Le FN, « un parti comme les autres » ?

Hier le « détail de l’histoire », aujourd’hui la France « pas responsable de la rafle du Vél’ d’Hiv ». Hier la tête de Catherine Trautmann, maire de Strasbourg, décapitée sur un plateau [Une mise en scène de Jean-Marie Le Pen dans une réunion publique entre les deux tours des législatives en mai 1997], aujourd’hui les photos d’atrocités commises par Daech postées sur un compte officiel. Hier la clique des nervis de l’OAS, aujourd’hui des élus clamant sans vergogne qu’accueillir quelques migrants dans les territoires ruraux, c’est « faire venir les viols, les vols et le terrorisme islamiste ». Hier Saddam Hussein, aujourd’hui Bachar Al-Assad. Hier comme aujourd’hui, la mise en cause, l’agression physique ou la menace verbale à l’égard de journalistes et de juges. Hier le négationnisme de Bruno Gollnisch, aujourd’hui celui de Jean-François Jalkh, s’interrogeant sur les difficultés à utiliser du Zyklon B pour des tueries de masse…

Hier, le courage de journalistes comme Paul Nahon, Bernard Benyamin ou Anne Sinclair devant le jeu dangereux d’une profession fascinée par les outrances d’un parti alors tout à fait contournable, résistible. Aujourd’hui ? L’acceptation, principe de neutralité oblige, d’un phénomène, le succès de l’extrême droite, que nous, journalistes, avons contribué à créer depuis trente ans. Au nom de ce principe et afin de protéger du soupçon mes consœurs et confrères, dont je loue le professionnalisme, inattaquable, il était prévisible que je sois écartée de l’antenne jusqu’à nouvel ordre.

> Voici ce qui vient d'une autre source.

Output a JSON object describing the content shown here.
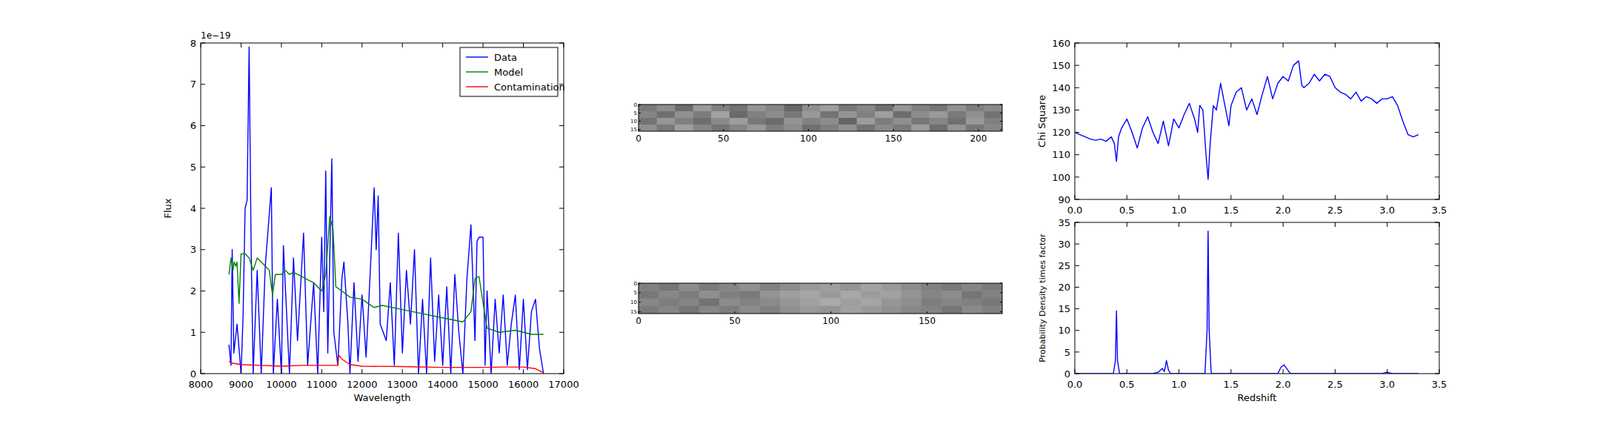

Mais cette décision n’est-elle pas le splendide aveu que nous tous traitons désormais le Front national tel « un parti comme les autres » ? Spectaculaire retournement ! Il y a quinze ans, Jacques Chirac refusant d’offrir à Le Pen la respectabilité d’un débat télévisé convoquait « l’idée même que nous nous faisons de l’homme, de ses droits, de sa dignité ». Ce qui ne souffrait aucun faux-fuyant, c’était le consensus indigné du pays pour le combat, inaliénable, contre ceux qui voudraient l’abaisser. Aujourd’hui, rompre le consensus, c’est dire, à l’inverse, que non, le Front national n’est pas un parti comme un autre.

Le poison de la haine

Quand la mithridatisation a-t-elle achevé son œuvre ? Les coups de tonnerre se sont succédé, sans que le politique, de droite comme de gauche, prenne jamais la mesure des fracturations. 11 septembre 2001, la peur absolue devant ce que l’on croyait impossible. Il pleut des corps désespérés à Manhattan, brouillard de poussières toxiques, sirènes hurlantes, deux tours vont bientôt s’effondrer, un avion s’abîme dans le Pentagone. 21 avril 2002, la peur moite, à fleur de peau, devant ce qui semblait également impossible. Magistrale gifle assenée à notre conception de nous-mêmes, terrible sanction pour la gauche naïve. 2005, le rejet du traité de Constitution européenne, la parole au peuple balayée d’un revers de main. 2005 encore, l’embrasement des banlieues, surgissement du mal-être de milliers de Français, hurlement exaspéré de relégués, aubaine flairée par de petites frappes, carburant pour les nouveaux pyromanes de la République, ceux qui, de 2002 à 2012, se sont ingéniés à normaliser une lecture extrême droitière de notre quotidien.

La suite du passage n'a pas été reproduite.